Polardiagramm/Frequenzgang
Da ich keine eigene Messgelegenheit habe (wer hat das schon?), muss ich mich hier auf die Herstellerangaben verlassen. Die haben sich in der Anwendung aber bestätigt. Wie üblich, weist das Mikrofon bei verschiedenen Richtcharakteristik-Einstellungen auch leicht geänderte Frequenzgänge auf Achse auf. Als Niere hat das Mikrofon eine sanfte Anhebung bei 4kHz und 12kHz, die ganz und gar nichts mit den "China-Höhen" von preisgünstigen Hausmarkenmikrofonen zu tun hat. Als Acht verschieben sich die beiden Anhebungen auf ca. 8k und 15k, bei der Kugel ergibt sich eine kleine Senke bei 6k und eine Anhebung bei 12k. Das sind alles sehr dezente Abweichungen vom linealglatten Frequenzgang - keine aggressiven Sound-Presets. Deshalb lässt sich das mit dem Lewitt aufgenommene Signal auch sehr kräftig nachbearbeiten und EQen, ohne dass hässliche peaks entstehen. Die Polardiagramme sehen sehr gleichmässig aus, und in der Praxis klingt das Lewitt bei seitlich eintreffendem Schall nicht unangenehm oder unausgewogen.
Extra?
Damit niemand Blödsinn macht, ist eine Tastensperre aktivierbar.

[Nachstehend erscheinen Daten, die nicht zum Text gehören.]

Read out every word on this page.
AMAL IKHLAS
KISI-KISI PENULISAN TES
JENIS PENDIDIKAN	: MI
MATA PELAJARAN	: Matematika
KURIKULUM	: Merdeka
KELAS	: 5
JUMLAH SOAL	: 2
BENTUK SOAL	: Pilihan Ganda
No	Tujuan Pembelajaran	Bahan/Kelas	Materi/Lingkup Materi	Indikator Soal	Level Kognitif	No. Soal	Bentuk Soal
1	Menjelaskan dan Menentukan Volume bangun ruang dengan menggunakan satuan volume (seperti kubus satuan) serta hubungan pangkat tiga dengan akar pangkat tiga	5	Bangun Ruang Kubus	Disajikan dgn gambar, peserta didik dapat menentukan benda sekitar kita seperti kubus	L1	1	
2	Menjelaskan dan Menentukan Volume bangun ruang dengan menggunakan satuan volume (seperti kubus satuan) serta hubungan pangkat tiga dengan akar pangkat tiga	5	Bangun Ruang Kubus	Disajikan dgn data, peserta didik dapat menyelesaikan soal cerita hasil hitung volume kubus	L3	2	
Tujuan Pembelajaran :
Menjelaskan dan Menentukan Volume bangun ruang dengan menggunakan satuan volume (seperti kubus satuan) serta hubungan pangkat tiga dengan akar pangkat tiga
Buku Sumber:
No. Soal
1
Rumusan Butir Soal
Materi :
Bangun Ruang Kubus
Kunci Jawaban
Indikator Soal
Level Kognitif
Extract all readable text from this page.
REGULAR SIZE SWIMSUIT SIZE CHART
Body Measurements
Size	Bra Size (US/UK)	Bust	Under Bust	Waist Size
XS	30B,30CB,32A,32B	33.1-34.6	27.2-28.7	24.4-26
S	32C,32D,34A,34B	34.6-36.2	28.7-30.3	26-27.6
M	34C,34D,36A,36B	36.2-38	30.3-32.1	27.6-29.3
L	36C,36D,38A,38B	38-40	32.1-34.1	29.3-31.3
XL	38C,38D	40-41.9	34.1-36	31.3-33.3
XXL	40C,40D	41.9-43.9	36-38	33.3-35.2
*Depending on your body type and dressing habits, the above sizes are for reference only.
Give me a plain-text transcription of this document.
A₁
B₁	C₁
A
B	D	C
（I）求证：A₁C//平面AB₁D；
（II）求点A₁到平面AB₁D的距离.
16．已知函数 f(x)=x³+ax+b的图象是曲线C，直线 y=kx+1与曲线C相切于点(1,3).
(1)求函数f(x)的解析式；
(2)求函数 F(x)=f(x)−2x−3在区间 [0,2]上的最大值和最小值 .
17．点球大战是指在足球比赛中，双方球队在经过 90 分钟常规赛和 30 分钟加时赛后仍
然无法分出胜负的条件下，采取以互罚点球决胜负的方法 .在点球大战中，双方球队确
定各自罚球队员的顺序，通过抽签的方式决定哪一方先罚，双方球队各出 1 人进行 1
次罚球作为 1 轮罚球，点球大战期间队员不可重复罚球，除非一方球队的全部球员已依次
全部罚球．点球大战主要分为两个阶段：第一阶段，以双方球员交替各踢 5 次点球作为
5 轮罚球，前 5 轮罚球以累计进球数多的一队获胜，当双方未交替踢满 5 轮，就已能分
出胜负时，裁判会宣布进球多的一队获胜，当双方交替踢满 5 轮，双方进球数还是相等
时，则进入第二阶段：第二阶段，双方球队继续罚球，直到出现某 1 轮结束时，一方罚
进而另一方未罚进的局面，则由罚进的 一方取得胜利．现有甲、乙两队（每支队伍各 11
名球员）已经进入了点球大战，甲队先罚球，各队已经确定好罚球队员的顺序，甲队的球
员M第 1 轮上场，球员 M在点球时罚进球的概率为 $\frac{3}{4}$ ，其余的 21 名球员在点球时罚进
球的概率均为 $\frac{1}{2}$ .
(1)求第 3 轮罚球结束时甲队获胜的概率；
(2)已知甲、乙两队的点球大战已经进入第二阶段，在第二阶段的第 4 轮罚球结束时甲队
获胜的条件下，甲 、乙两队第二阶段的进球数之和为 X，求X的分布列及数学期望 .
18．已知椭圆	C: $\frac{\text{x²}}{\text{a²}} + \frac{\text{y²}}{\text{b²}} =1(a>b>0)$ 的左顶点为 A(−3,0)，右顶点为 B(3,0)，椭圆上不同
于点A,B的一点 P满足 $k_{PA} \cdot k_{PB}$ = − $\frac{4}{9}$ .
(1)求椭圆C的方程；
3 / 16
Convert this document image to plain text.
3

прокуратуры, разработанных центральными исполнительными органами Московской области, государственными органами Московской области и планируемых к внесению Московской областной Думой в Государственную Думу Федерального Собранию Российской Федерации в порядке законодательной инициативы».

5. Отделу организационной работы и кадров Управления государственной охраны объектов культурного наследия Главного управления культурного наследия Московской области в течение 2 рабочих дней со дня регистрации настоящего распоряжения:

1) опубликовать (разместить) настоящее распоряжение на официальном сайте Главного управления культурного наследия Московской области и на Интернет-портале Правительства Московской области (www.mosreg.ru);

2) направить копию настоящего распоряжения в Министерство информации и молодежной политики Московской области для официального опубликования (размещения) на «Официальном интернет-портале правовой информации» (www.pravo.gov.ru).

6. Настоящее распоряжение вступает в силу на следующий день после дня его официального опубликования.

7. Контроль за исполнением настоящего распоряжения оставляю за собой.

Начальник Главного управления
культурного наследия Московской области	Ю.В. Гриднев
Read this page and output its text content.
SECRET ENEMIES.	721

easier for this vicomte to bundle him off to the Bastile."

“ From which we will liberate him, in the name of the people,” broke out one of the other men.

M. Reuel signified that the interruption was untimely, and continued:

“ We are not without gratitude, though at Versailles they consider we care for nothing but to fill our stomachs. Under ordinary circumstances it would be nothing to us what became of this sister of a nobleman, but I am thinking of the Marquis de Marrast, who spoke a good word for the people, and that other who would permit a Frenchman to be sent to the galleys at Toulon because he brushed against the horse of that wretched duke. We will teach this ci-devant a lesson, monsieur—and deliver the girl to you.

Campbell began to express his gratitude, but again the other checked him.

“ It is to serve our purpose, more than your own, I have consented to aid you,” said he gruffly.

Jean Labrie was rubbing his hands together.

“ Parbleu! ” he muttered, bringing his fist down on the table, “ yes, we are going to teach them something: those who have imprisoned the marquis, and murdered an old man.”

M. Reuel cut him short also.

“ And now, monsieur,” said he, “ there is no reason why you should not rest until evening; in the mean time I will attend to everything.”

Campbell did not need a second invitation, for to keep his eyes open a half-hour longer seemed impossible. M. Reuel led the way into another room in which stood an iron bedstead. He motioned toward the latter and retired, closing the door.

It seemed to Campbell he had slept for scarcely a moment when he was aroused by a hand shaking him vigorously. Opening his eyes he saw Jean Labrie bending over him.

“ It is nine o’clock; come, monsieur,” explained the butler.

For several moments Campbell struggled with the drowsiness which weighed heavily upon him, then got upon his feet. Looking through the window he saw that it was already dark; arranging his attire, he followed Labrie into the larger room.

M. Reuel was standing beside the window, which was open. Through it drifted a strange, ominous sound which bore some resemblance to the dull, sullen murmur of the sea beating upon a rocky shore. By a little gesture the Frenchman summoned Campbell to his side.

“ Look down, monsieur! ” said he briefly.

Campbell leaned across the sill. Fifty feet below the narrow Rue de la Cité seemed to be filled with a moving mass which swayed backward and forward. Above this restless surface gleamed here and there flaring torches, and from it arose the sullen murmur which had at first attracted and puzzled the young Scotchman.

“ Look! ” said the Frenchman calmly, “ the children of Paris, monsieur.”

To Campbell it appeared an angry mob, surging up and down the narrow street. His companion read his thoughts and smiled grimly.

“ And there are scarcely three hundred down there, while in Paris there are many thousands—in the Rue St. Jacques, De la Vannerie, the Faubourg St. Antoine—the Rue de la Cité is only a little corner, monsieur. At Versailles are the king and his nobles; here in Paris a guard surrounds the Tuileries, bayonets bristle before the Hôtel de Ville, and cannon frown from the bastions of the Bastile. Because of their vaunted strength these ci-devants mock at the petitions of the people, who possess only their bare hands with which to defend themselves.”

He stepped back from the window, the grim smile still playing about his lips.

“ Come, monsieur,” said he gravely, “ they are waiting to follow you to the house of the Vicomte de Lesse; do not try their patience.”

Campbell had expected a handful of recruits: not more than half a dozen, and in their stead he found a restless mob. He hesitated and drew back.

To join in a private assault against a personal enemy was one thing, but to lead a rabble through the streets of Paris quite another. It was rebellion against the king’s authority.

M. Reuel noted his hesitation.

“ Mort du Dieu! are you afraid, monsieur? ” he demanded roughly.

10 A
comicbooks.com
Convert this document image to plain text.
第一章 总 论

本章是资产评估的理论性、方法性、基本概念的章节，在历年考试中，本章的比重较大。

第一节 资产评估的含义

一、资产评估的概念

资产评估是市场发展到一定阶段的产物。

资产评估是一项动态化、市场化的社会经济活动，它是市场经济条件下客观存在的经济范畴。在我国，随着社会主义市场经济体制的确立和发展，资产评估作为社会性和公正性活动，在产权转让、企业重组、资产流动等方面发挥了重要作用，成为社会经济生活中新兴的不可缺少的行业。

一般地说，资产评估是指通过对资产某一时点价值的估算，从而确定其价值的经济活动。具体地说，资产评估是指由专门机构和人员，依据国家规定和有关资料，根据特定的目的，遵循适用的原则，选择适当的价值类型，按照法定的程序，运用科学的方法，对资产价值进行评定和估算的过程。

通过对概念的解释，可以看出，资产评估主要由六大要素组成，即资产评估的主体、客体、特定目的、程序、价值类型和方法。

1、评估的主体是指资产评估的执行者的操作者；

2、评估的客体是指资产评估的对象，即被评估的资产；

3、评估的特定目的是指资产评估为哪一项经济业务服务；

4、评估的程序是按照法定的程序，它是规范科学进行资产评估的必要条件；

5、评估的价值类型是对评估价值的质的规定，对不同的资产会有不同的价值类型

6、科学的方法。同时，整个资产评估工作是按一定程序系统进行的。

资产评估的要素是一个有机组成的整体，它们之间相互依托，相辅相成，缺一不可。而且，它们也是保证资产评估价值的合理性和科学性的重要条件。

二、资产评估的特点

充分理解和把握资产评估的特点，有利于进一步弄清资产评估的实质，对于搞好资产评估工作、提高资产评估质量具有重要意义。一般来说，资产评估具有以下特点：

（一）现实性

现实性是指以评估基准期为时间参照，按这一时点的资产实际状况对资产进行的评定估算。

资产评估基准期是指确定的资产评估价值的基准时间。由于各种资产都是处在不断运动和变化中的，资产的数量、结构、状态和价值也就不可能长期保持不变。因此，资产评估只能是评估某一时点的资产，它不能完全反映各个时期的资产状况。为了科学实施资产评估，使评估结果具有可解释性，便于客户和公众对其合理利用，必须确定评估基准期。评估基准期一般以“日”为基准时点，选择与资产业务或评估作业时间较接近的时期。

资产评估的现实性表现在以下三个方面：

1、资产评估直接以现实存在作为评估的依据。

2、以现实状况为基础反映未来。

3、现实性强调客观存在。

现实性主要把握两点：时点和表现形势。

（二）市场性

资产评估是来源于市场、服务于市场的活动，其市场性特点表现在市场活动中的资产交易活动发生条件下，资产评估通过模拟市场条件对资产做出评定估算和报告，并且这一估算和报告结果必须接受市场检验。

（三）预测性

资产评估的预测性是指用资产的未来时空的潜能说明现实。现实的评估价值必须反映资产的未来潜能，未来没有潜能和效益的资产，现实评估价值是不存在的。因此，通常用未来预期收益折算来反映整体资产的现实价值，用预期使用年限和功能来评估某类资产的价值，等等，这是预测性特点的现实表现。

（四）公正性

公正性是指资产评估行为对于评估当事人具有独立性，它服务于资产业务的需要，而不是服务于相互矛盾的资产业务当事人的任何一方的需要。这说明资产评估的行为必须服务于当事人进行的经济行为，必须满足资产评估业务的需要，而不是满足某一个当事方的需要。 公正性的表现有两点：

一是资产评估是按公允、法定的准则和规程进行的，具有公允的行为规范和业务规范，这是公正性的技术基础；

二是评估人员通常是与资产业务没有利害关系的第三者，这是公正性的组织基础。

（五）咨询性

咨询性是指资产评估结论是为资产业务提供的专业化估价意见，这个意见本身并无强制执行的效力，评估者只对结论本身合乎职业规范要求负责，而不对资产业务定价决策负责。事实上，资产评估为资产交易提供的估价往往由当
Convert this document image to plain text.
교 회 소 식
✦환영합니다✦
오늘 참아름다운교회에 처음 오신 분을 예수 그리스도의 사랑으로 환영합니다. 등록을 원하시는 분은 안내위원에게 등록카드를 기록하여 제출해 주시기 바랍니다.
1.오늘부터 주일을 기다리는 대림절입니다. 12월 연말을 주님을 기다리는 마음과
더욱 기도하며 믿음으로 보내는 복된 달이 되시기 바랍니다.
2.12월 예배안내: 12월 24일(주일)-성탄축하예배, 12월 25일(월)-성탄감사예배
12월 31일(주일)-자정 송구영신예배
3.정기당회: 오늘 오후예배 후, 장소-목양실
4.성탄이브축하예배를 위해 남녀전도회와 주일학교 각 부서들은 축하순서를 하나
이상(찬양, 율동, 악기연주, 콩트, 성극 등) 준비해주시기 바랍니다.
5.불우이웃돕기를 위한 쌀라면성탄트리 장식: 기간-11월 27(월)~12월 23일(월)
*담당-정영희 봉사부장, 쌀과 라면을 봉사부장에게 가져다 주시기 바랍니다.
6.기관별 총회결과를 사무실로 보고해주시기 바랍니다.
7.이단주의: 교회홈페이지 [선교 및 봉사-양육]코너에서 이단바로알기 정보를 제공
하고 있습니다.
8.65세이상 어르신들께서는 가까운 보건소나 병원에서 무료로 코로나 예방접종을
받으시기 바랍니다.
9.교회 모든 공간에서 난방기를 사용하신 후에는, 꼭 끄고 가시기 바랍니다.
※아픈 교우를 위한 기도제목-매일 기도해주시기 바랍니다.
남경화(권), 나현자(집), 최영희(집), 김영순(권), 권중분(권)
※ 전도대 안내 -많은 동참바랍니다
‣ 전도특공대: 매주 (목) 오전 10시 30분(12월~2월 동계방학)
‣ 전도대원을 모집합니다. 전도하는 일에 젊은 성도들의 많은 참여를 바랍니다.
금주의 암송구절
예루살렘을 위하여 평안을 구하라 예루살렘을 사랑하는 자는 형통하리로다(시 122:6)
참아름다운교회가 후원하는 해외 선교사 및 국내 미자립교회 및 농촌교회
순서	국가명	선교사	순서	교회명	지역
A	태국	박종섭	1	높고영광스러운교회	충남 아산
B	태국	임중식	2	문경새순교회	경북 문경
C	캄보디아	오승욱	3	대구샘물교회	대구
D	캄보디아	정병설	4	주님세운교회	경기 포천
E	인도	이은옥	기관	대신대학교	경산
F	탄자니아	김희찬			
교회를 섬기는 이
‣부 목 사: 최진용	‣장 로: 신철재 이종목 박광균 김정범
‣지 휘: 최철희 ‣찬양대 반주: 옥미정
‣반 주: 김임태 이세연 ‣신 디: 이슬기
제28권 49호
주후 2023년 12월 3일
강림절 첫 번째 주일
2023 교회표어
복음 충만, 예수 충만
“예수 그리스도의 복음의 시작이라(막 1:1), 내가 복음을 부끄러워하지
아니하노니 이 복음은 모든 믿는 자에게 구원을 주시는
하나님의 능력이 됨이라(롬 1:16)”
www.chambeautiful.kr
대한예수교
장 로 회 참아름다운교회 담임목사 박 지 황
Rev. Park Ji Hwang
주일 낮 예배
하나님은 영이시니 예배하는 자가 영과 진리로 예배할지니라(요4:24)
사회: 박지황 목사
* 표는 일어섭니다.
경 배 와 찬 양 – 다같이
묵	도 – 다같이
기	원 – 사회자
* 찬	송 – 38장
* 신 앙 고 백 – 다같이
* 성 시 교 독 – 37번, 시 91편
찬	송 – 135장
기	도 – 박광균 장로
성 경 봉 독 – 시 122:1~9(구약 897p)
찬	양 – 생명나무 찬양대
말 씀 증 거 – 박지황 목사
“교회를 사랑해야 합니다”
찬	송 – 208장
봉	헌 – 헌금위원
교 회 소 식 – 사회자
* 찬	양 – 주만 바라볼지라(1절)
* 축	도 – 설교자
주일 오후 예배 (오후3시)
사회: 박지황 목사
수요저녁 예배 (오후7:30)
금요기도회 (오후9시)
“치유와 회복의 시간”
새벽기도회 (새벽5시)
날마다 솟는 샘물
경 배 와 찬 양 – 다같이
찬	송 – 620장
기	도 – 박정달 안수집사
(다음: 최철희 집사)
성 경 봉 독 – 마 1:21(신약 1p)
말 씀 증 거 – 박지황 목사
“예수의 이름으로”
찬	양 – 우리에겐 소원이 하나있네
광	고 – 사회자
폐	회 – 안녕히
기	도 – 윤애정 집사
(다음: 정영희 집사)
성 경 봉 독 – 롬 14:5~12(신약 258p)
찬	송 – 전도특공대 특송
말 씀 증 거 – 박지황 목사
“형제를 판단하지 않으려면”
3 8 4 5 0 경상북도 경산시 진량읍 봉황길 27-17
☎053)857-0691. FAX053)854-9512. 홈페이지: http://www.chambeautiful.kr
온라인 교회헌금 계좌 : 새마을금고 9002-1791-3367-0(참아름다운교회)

Das allerdings finde ich für live-Anwendungen super, denn das elegant hinterleuchtete Display verlockt sehr dazu, einfach mal auf die Knöpfe zu drücken. Die Spinne ist im Lieferumfang, ein brauchbarer Koffer auch (sind mir aber immer zu groß, die Dinger) und ein Schaumstoff-Windschutz zum Aufstecken.
Der Klang?
Wie anfangs schon angemerkt, kann ich nur subjektiv berichten. Das muss natürlich nicht so albern formuliert sein wie am Anfang des Artikels ;) Das Lewitt LCT640 würde ich mit "klar und kräftig" umschreiben. Es fehlt absolut nicht an Wärme, aber die "Durchhörbarkeit" und der Detailreichtum begeistern mich immer wieder aufs Neue. Es wirkt neutral aber nicht kalt, bei naher Ansprache warm und intim, aber nicht blubberig-fett, niemals nervig, höhenlastig oder unkontrolliert-boomy. Die verschiedenen Richtcharacteristika machen es universell einsetzbar - und das ist auch ein Ergebnis der Klangabstimmung. Ein TLM67 würde ich zum Beispiel nicht über einen Steinway Grand stellen wollen. Das Lewitt sofort. In den letzten Jahren habe ich das Mikrofon viel und gern verwendet. Live und bei Aufnahmen, zu Hause, open-air, in Studios, Proberäumen,... und das Ergebnis war immer gut oder besser als erwartet. Probleme oder einen Ausfall hatte ich damit noch nie. Es ist sehr rauscharm, starke Kompression ist also auch bei leisen Signalen kein Problem.
Preis und so
Die Grenze dafür, wie teuer eine Anschaffung "für den Eigenbedarf" sein sollte, und wieviel man berechnen kann, wenn man ein Mikrofon zum Aufnehmen ausführt, ist eine sehr individuelle. Für mich ist so ein "fast-Tausend-Euro-Mikrofon" die Grenze des Sinnvollen. Mehr Mikrofon-Qualität kann ich in den Räumen, die mir zum Aufnehmen zur Verfügung stehen, nicht ergebnisrelevant einsetzen. Mehr geben vermutlich auch viele meiner Signalquellen nicht her. Auch die Live-jobs die ich mache, rechtfertigen keinen 25kEUR Mikrofonkoffer mehr. Wenn ich in teuren Räumen bin, oder nochmal sowas wie eine Radio-Bigband mischen sollte, sind eh mehr und bessere Mikrofone vorhanden, als ich mir leisten möchte. Für mich zum Sprechen vielleicht sogar ein Vintage U67. Dann muss ich dahin eigentlich kein eigenes TLM67 mitbringen. Das Lewitt packe ich gern ein, es ist noch nicht so teuer, dass ich es aus Angst nicht überall nutzen mag, und durch die einstellbare Richtcharakteristik kann ich es auch zu Hause und in akustisch unglücklichen Umgebungen universell einsetzen. Ein echtes Lieblingsmikrofon eben.